Le nouveau Rankin, Doors open, sort en septembre. En attendant, voilà de quoi vous rafraîchir la mémoire avec une rétrospective de tous les romans de Rankin, les Rebus bien sûr mais aussi les autres. Pas tout d'un coup : un feuilleton d'été, en quelque sorte!
Mini-biographie
Ian Rankin est né en 1960 à Cardenden, village minier situé dans le comté de Fife, en Ecosse bien sûr. La famille est modeste, le père de Ian Rankin est mineur. A la fin des années 60, la famille quitte la ville car la mine ferme. Ian Rankin sera le premier de sa famille à faire des études supérieures. A noter : John Rebus est lui aussi originaire de Cardenden...
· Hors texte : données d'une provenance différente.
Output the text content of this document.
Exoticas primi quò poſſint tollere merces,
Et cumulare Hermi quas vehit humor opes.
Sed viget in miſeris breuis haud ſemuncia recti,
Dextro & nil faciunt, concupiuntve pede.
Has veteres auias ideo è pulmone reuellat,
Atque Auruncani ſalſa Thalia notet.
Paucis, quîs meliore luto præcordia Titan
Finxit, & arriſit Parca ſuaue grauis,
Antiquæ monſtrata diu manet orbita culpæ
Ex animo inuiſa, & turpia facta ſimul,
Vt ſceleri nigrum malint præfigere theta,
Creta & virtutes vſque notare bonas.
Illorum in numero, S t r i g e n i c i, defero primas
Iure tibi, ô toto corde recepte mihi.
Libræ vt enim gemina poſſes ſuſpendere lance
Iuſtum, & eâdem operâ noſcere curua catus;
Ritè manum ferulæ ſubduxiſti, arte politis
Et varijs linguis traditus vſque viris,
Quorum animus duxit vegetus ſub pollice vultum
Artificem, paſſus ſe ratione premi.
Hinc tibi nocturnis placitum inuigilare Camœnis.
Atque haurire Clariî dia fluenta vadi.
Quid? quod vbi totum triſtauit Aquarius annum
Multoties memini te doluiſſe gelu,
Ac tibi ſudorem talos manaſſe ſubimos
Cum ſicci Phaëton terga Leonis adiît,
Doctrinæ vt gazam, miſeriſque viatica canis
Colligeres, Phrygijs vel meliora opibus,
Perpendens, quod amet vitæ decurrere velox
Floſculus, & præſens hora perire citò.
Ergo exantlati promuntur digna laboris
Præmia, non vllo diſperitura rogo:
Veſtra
Une vidéo du retour de Ian Rankin à son village natal
Diplômé en littérature américaine de l'Université d'Edimbourg en 1982, il travaille à une thèse de doctorat sur la littérature écossaise, et plus particulièrement Muriel Spark. Il exerce d'innombrables petits boulots: vendangeur, postier, journaliste, secrétaire et bien sûr... musicien punk avec son groupe les Dancing Pigs. Après son diplôme, il donne également des cours à l'Université d'Edimbourg. En 1986, il épouse Miranda Harvey, puis s'installe à Londres pour 4 ans. Il publie The Flood en 1986, puisl e premier volume de la série John Rebus, L'étrangleur d'Edimbourg, en 1987. Entre 1990 et 1996, il vit dans le Périgord, où il écrit sept romans de la série Rebus ainsi que les livres publiés sous le pseudonyme de Jack Harvey. Pendant tout ce temps, aucun de ses livres n'est encore traduit en français. Puis c'est le retour à Edimbourg, où vivent encore Ian Rankin, sa femme et ses deux fils. La dernière enquête de John Rebus, Exit Music, paraît en Angleterre en 2007 et en France en 2010. Aujourd'hui, ses livres sont traduits en 22 langues. Quatre fois récompensé par la Crime Writers' Association, il a également obtenu l'Edgar américain en 2004.
The Flood (1987)
Un roman où l'on trouve déjà toutes les thématiques qui seront développées dans les futurs Rebus, mais qui n'est pas à proprement parler un roman policier. The Flood, non traduit en français, a été publié alors que Rankin était encore à l'Université. Comme par hasard, l'histoire se passe dans une petite ville nommée Carsden, et le personnage principal s'appelle Sandy, le prénom d'un des camarades de classe de Ian Rankin. L'histoire, celle d'une femme marginale et de son fils, essayant d'échapper à un passé lourd de secrets et de douleurs, est une intrigue simple mais forte. D'après l'auteur lui-même : "L'histoire parle d'un adolescent marginal qui grandit dans la même ville que moi, qui tombe amoureux de la fille qu'il ne fallait pas aimer. Une histoire plutôt traditionnelle, faisant largement appel aux mythes et aux symboles." Déjà dans ces pages, on trouve déjà l'acuité de perception d'un auteur sensible et déterminé.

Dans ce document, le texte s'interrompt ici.